Patriot Energi yang Mengabdi di Pedalaman NTT Cerita Damadi Alumni Rumah Kepempinan Angkatan 6

Memperingati Sumpah Pemuda ke-96, Alumni Rumah Kepemimpinan terus menunjukkan perannya dalam membangun bangsa. Salah satu kisah inspiratif datang dari Darmadi atau yang akrab disapa Madi, seorang Alumni Rumah Kepemimpinan Angkatan 6 dari Regional Bandung, yang kini mengabdikan dirinya sebagai kepala sekolah di SMA BIAS Yogyakarta. Namun, kisah pengabdiannya jauh melampaui perannya di institusi pendidikan.

Lulus dari ITB pada tahun 2015, Madi mengambil langkah yang tak biasa. Ketika sebagian besar rekan seangkatannya memilih bekerja di perusahaan besar, Madi justru memilih untuk bergabung dengan *Patriot Energi*, sebuah program yang diinisiasi oleh Kementerian Energi dan Sumber Daya Mineral (ESDM) bekerja sama dengan Inisiatif Bisnis Ekonomi Kerakyatan (IBEKA). Sebagai bagian dari angkatan pertama Patriot Energi, Madi ditugaskan di Kabupaten Alor, Nusa Tenggara Timur. Di daerah terpencil ini, ia menjalankan tugas yang menantang: menginstalasi Pembangkit Listrik Tenaga Surya (PLTS) dan memastikan masyarakat mendapatkan akses energi yang layak.

Pengalaman Madi selama di Alor tidaklah mudah. Ia dihadapkan dengan tantangan sosial yang nyata. “Saya belajar banyak soal *social engineering* di sini,” ungkapnya. Masyarakat lokal sempat menaruh curiga pada program ini, dan Madi harus membuktikan diri sebagai bagian dari komunitas. Salah satu cara yang ia tempuh adalah dengan mengajar anak-anak di desa, sebuah langkah yang tidak hanya mendekatkan dirinya pada masyarakat tetapi juga memberikan manfaat langsung kepada generasi muda. Berkat upayanya, Madi berhasil meraih kepercayaan dan bahkan menjadi sosok yang dihormati.

Sebagai bentuk dukungan berkelanjutan, Madi ikut menginisiasi pendirian koperasi lokal untuk mengelola dan merawat PLTS di desanya. Ia juga mencoba menangani masalah air bersih dengan memasang pompa hidram, meskipun proyek ini masih dalam tahap penyempurnaan. “Listrik ini sederhana, tetapi efeknya luar biasa,” kata Madi.
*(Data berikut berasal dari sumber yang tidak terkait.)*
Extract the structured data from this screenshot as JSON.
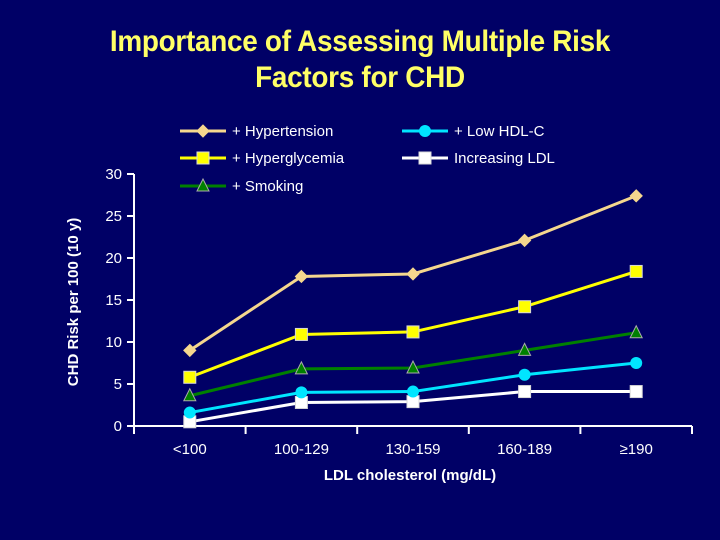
{
  "slide": {
    "title_line1": "Importance of Assessing Multiple Risk",
    "title_line2": "Factors for CHD"
  },
  "chart_data": {
    "type": "line",
    "title": "Importance of Assessing Multiple Risk Factors for CHD",
    "xlabel": "LDL cholesterol (mg/dL)",
    "ylabel": "CHD Risk per 100 (10 y)",
    "categories": [
      "<100",
      "100-129",
      "130-159",
      "160-189",
      "≥190"
    ],
    "ylim": [
      0,
      30
    ],
    "yticks": [
      0,
      5,
      10,
      15,
      20,
      25,
      30
    ],
    "grid": false,
    "legend": "top",
    "series": [
      {
        "name": "+ Hypertension",
        "color": "#f5d78e",
        "marker": "diamond",
        "values": [
          9.0,
          17.8,
          18.1,
          22.1,
          27.4
        ]
      },
      {
        "name": "+ Hyperglycemia",
        "color": "#ffff00",
        "marker": "square",
        "values": [
          5.8,
          10.9,
          11.2,
          14.2,
          18.4
        ]
      },
      {
        "name": "+ Smoking",
        "color": "#008000",
        "marker": "triangle",
        "values": [
          3.6,
          6.8,
          6.9,
          9.0,
          11.1
        ]
      },
      {
        "name": "+ Low HDL-C",
        "color": "#00e5ff",
        "marker": "circle",
        "values": [
          1.6,
          4.0,
          4.1,
          6.1,
          7.5
        ]
      },
      {
        "name": "Increasing LDL",
        "color": "#ffffff",
        "marker": "square",
        "values": [
          0.5,
          2.8,
          2.9,
          4.1,
          4.1
        ]
      }
    ]
  }
}
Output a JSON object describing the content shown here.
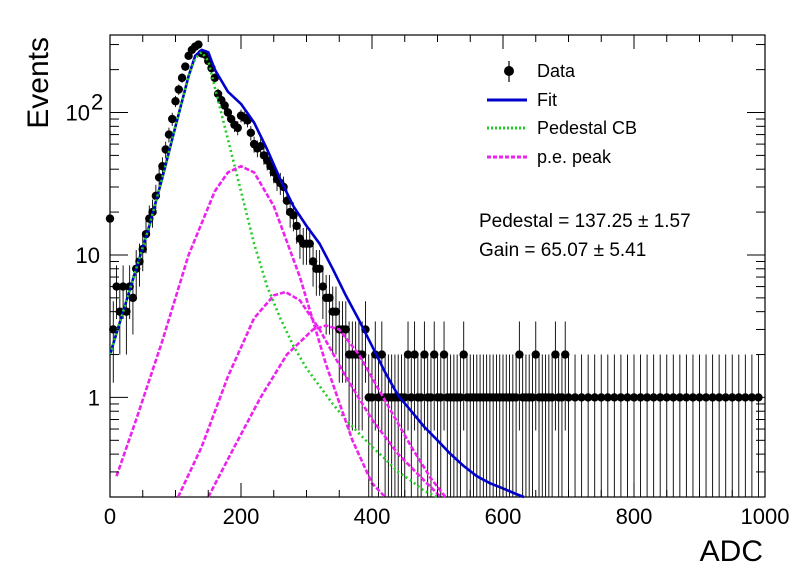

Kehadiran listrik memungkinkan anak-anak belajar malam hari, alat-alat rumah tangga digunakan untuk menunjang ekonomi keluarga, dan layanan kesehatan semakin optimal di malam hari.

Madi juga menyaksikan bagaimana toleransi menjadi nilai yang dijunjung tinggi oleh masyarakat Alor. Sebagai satu-satunya Muslim di desa, ia diterima dengan sangat baik, bahkan diizinkan menggunakan gereja desa untuk beribadah saat itu menjadi tempat paling bersih di sekitar. “Mereka sangat menghormati saya, bahkan sampai menyediakan tempat khusus untuk saya salat,” ungkap Madi, mengenang momen penuh kehangatan itu.

Usai masa tugasnya sebagai Patriot Energi, Madi melanjutkan pengabdian di Yogyakarta. Melalui pendidikan, ia menanamkan nilai-nilai sosial kepada siswa-siswanya, berharap mereka menjadi generasi yang peduli dan berkontribusi bagi masyarakat. Ia pun bermimpi membangun pusat pelatihan Olimpiade gratis bagi anak-anak kurang mampu, mengulang kembali perjalanannya sebagai peraih medali Olimpiade yang mengantarnya ke ITB.

Dalam semangat Sumpah Pemuda, Madi percaya bahwa kolaborasi adalah kunci membangun Indonesia yang lebih baik. “Sumpah Pemuda adalah tentang menemukan titik temu dan bekerja sama,” katanya. Bagi Alumni Rumah Kepemimpinan seperti Madi, perjalanan pengabdian ini bukan sekadar prestasi, tetapi sebuah dedikasi nyata dalam menciptakan perubahan positif bagi masyarakat di seluruh Indonesia.